Frame this correctly: it reduces the denominator. Fewer garbage addresses means fewer bounces to begin with. But it is emphatically not a substitute for the suppression list, which handles addresses that were real and went bad. For the very highest-stakes signups, third-party verifiers like Kickbox or NeverBounce go further still, scrubbing an address against their own deliverability data before you ever send. That’s the senior reach for a sales-led signup flow, not something you build here.

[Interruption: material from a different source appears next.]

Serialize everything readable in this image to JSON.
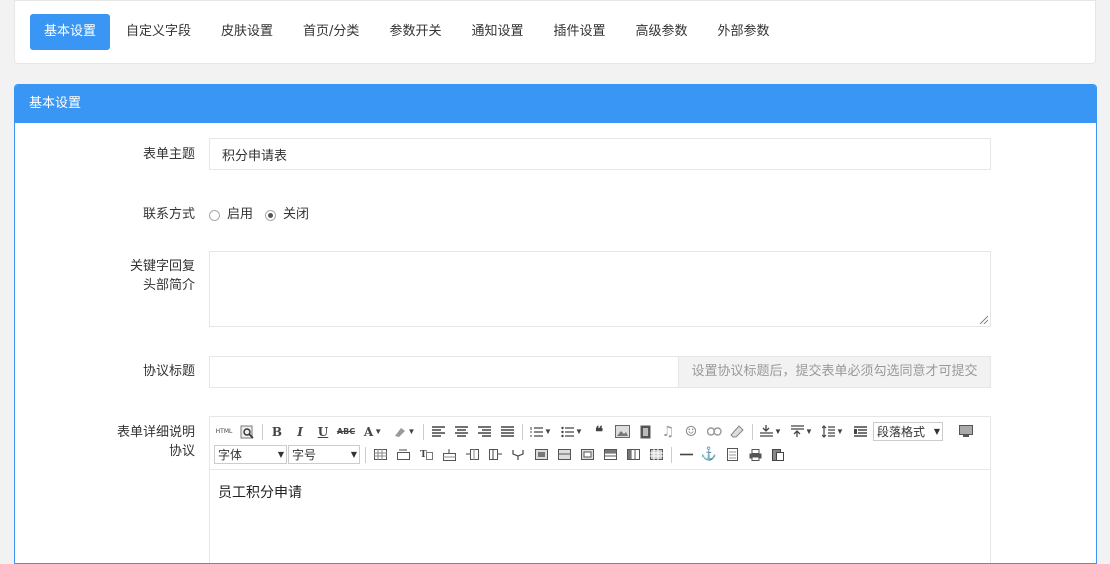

The whole loop, in short: a webhook writes email_suppressions when a bounce or complaint arrives (the webhook chapter), and the sendEmail wrapper reads it before every send (here). The read fails closed on a database error, because a missed send is recoverable and a send to a suppressed address is not. Bypass is a privilege: explicit per call, time-boxed in the row, never a default. And the complaint rate is a budget you manage against, with your own suppression-table write rate as the leading indicator.

You built one deliverable: the emailSuppressions table and the read-before-send check inside lib/email.ts. That’s the suppression discipline, in code.

Two threads pick up later. The webhook handler that populates this table, by verifying the signature, deduplicating events, and inserting the rows, is built in the later chapter on Stripe and webhook ingestion, which reuses the exact pattern on this exact schema. And the placeholder WelcomeEmail component you’ve been sending all chapter becomes a real, designed template in the next chapter on React Email.